Premièrement, il est fort possible que ce désintérêt pour l’écologie ne soit que conjoncturel. On avait observé le même phénomène lors de la crise économique de 2008.

Deuxièmement, on va pouvoir tirer des leçons de la lutte contre la COVID-19, applicables dans le dossier des changements climatiques.
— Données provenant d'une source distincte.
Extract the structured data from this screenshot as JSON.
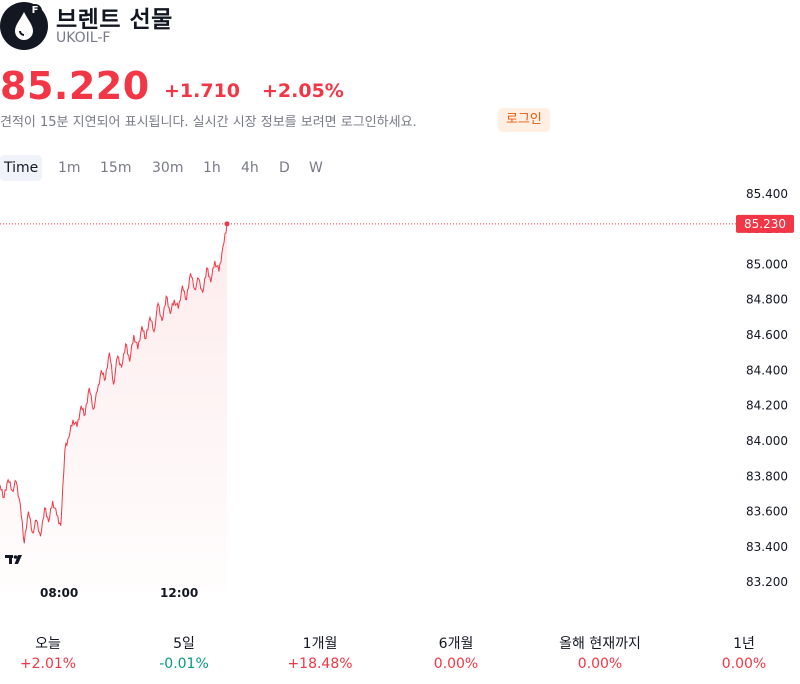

C’est ce qu’affirme Erik Lachapelle. Si on a été capable d’appréhender la pandémie et de comprendre l’urgence d’agir en raison de son « développement exponentiel », ne devrions-nous pas être en mesure de mieux comprendre que « les changements climatiques se développent aussi de façon exponentielle » ?

Ne va-t-on pas, à l’avenir, en conclure qu’il en va des émissions de gaz à effet de serre comme de la COVID-19 : il faut aplatir la courbe, et donc agir rapidement et fermement ?

Ne serons-nous pas plus enclins à soutenir des mesures plus strictes ?

Les travaux du professeur Lachapelle, en ce sens, forcent la réflexion.

Que l’on se préoccupe moins des changements climatiques actuellement est décevant.

Et si la pandémie était en train d’achever de nous convaincre que lorsque la maison brûle, il faut arrêter de regarder ailleurs ?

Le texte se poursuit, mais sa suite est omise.